A realização da 17ª CNS aos seis meses do governo que, sob as condições mais adversas, conseguiu estabelecer-se após um golpe de Estado realizado de maneira endógena à própria burocracia prevista por um sistema pretensamente democrático revela um afeto que devemos nos apropriar: o sentido de urgência. O mundo após a pandemia de Covid-19 já não é mais o mesmo: acentuaram-se as desigualdades e a concentração de riqueza entre poucos, e o adoecimento e morte da imensa maioria da população tornou-se um commodity, um recurso a ser explorado e manipulado segundo os interesses econômicos e políticos de uma elite branca e colonialista.

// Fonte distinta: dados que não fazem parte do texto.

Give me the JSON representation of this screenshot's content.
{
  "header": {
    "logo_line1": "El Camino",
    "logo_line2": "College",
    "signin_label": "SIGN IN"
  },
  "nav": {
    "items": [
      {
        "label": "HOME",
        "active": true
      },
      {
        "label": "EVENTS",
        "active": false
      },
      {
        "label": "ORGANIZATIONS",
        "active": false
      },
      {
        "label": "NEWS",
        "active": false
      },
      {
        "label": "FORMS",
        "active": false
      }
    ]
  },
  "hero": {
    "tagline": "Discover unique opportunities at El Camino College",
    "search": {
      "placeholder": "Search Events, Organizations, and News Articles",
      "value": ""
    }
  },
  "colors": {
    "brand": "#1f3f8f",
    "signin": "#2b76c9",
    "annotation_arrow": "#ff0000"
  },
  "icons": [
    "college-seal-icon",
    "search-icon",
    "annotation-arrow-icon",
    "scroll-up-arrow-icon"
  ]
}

É urgente que nossa esperança não seja ingênua e alienada, e que todos os nossos acúmulos, oriundos do reconhecimento e nomeação de nossas resistências, militâncias e dissidências do capitalismo heteropatriarcal, sejam colocados em prática cotidiana, sob o risco do céu cair sobre nossas cabeças. Parafraseando Nise da Silveira, “há dez mil modos de ocupar-se da vida e de pertencer à sua época”. Estejamos visceralmente ligadxs ao público e ao comum. Que disputemos os sentidos dos nossos entendimentos, e construamos nossos mundos após o apocalipse. Amanhã vai ser outro dia.
* Lara Werner é sanitarista com formação pela Universidade Federal do Rio Grande do Sul, e integra o programa Clínica Feminista na Perspectiva da Interseccionalidade.
** Este é um artigo de opinião. A visão da autora não necessariamente expressa a linha editorial do jornal Brasil de Fato.